Large Language Models (LLMs) have demonstrated potential in predicting mental health outcomes from online text, yet traditional classification methods often lack interpretability and robustness. This study evaluates structured reasoning techniques-Chain-of-Thought (CoT), Self-Consistency (SC-CoT), and Tree-of-Thought (ToT)-to improve classification accuracy across multiple mental health datasets sourced from Reddit. We analyze reasoning-driven prompting strategies, including Zero-shot CoT and Few-shot CoT, using key performance metrics such as Balanced Accuracy, F1 score, and Sensitivity/Specificity. Our findings indicate that reasoning-enhanced techniques improve classification performance over direct prediction, particularly in complex cases.
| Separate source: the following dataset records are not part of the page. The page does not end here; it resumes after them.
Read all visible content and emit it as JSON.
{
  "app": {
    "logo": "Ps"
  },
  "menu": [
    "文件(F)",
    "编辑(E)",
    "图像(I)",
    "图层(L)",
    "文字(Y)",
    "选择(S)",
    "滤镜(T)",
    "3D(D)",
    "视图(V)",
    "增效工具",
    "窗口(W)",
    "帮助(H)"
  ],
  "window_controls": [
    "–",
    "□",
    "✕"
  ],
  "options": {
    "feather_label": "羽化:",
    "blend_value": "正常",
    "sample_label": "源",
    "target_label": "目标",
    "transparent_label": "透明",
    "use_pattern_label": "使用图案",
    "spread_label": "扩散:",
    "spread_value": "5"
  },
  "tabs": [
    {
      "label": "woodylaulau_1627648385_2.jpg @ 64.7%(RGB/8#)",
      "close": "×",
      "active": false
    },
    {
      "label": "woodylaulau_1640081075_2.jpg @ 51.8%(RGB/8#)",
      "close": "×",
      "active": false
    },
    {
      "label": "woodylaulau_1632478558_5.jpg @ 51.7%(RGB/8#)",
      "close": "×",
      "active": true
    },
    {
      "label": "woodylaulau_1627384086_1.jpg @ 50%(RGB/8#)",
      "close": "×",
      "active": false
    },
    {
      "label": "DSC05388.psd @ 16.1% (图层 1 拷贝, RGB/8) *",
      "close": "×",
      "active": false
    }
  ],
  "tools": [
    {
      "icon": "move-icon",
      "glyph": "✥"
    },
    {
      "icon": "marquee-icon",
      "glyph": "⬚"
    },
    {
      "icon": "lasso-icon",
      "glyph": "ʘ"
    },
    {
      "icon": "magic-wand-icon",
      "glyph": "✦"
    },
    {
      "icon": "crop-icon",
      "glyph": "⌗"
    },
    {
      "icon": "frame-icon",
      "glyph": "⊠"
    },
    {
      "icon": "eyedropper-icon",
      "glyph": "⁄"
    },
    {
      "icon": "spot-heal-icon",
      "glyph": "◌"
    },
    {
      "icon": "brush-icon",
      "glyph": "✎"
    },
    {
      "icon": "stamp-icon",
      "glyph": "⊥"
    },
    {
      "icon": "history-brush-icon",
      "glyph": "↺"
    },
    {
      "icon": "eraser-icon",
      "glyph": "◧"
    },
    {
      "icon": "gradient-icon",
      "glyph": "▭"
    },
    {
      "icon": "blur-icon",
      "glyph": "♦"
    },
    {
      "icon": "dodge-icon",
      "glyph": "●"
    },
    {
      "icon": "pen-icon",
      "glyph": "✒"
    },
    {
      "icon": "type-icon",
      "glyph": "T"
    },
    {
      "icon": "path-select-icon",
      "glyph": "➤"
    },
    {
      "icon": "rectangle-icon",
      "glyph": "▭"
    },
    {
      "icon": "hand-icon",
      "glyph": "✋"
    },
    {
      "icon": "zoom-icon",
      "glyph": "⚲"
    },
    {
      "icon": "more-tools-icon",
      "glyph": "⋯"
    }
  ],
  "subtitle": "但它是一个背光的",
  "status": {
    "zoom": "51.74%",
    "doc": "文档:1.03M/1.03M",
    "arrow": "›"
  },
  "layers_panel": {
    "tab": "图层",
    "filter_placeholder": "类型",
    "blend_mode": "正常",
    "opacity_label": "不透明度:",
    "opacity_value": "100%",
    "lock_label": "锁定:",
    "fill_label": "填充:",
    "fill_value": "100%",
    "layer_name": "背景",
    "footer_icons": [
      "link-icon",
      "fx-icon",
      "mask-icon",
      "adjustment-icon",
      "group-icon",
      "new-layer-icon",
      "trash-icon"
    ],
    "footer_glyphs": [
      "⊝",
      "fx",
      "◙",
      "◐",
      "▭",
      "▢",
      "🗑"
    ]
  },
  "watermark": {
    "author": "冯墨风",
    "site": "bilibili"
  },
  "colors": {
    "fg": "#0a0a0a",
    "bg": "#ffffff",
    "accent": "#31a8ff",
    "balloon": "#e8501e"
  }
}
Compared to baselines such as Zero Shot non-CoT Prompting, and fine-tuned pre-trained transformers such as BERT and Mental-RoBerta, and fine-tuned Open Source LLMs such as Mental Alpaca and Mental-Flan-T5, reasoning-driven LLMs yield notable gains on datasets like Dreaddit (+0.52\% over M-LLM, +0.82\% over BERT) and SDCNL (+4.67\% over M-LLM, +2.17\% over BERT). However, performance declines in Depression Severity, and CSSRS predictions suggest dataset-specific limitations, likely due to our using a more extensive test set. Among prompting strategies, Few-shot CoT consistently outperforms others, reinforcing the effectiveness of reasoning-driven LLMs. Nonetheless, dataset variability highlights challenges in model reliability and interpretability. This study provides a comprehensive benchmark of reasoning-based LLM techniques for mental health text classification. It offers insights into their potential for scalable clinical applications while identifying key challenges for future improvements.

Paper Structure

This paper contains 22 sections, 4 figures, 3 tables.

Figures (4)

  • Figure 1: Class Distributions Across Different Mental Health Datasets
  • Figure 2: Classification accuracy comparison between reasoning strategies (CoT, SC-CoT, FS-CoT, ToT) and baseline models (BERT, RoBERTa) across five mental health datasets, showing superior performance of Few-Shot CoT on CSSRS and DepSeverity (multi-class tasks).
  • Figure 3: Macro-averaged accuracy distributions for all models across datasets, demonstrating: (1) 8-12% gains from reasoning strategies in structured datasets (SDCNL/Dreaddit), (2) Zero-shot superiority in RedSam's imbalanced classification.
  • Figure 4: Accuracy heatmap comparing reasoning strategies (columns) against transformer baselines (rows) across five mental health datasets, with darker shading indicating higher performance. Highlights CoT's strong binary classification (Dreaddit/SDCNL) vs FS-CoT's multi-class advantages (CSSRS/DepSeverity).